Now we go with another assumption. Let’s imagine that the Earth’s orbit were circular, that is, it had no eccentricity, or what is the same, the perihelion and aphelion were identical. **But** the obliquity of the axis of rotation did exist. In this case, the graph would look like this:

### Overlapping functions:

If we superimpose both graphs we can see that the variations over time are different and lagged throughout the year:

### Sum of functions:

By performing the sum of both functions, we obtain the result of the initial graph.

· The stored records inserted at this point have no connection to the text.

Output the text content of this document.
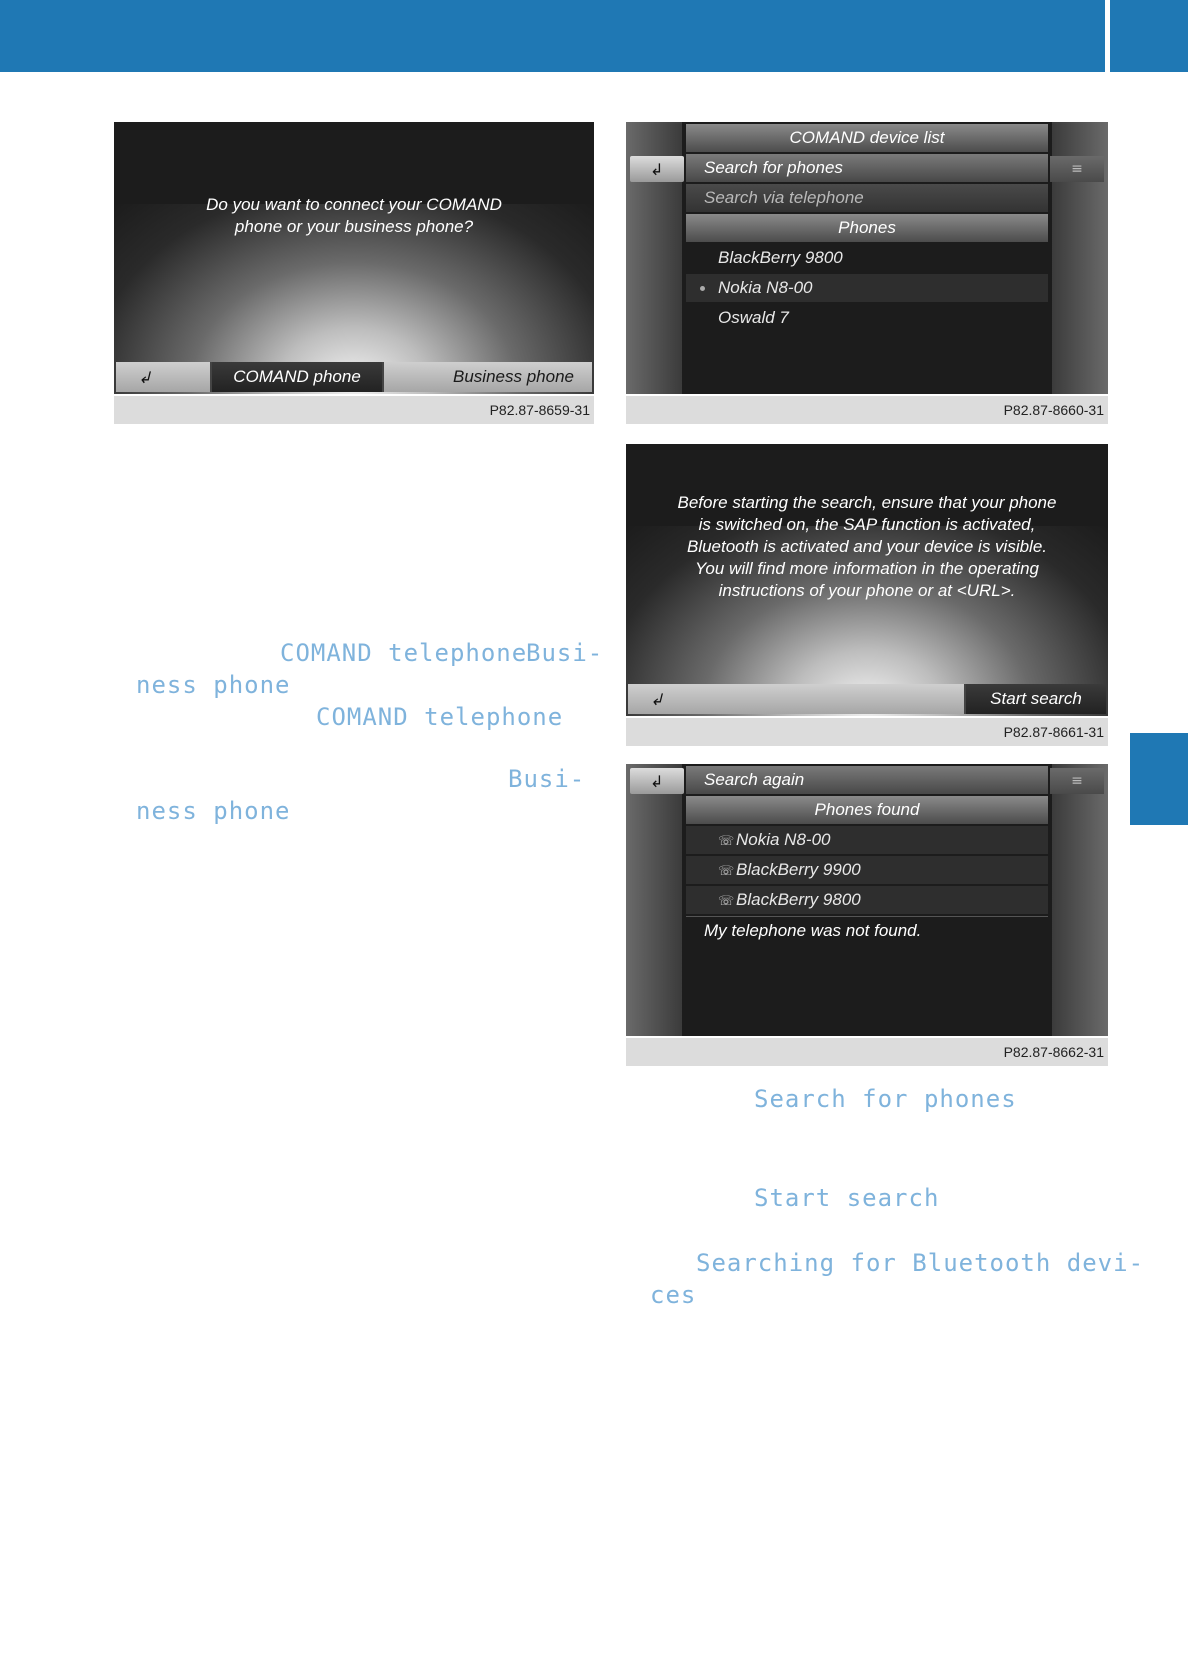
Do you want to connect your COMAND
phone or your business phone?
↲
COMAND phone	Business phone
P82.87-8659-31
↲
≡
COMAND device list
Search for phones
Search via telephone
Phones
BlackBerry 9800
Nokia N8-00
Oswald 7
P82.87-8660-31
Before starting the search, ensure that your phone
is switched on, the SAP function is activated,
Bluetooth is activated and your device is visible.
You will find more information in the operating
instructions of your phone or at <URL>.
↲
Start search
P82.87-8661-31
↲
≡
Search again
Phones found
☏ Nokia N8-00
☏ BlackBerry 9900
☏ BlackBerry 9800
My telephone was not found.
P82.87-8662-31
COMAND telephone
Busi-
ness phone
COMAND telephone
Busi-
ness phone
Search for phones
Start search
Searching for Bluetooth devi-
ces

As we can see, each of these two factors affects the terrestrial synodic period in a different way, varying its duration throughout the year.

## Conclusions:

I hope that this small contribution allows you to better understand the variation of the length of the day throughout the year and why it is not correct to say that the day lasts 24 hours , nor would it be correct to say that it always lasts 23h 56min. In short, **the length of the day varies constantly throughout the year** due to the characteristics of our orbit around the Sun.

I have not gone into the precise calculation of the values, nor the mathematical development of the equation itself because it is beyond the scope of this post.

If you have found it useful or if you have any questions about it, you can leave it in the comments and I will be more than happy to try to help you.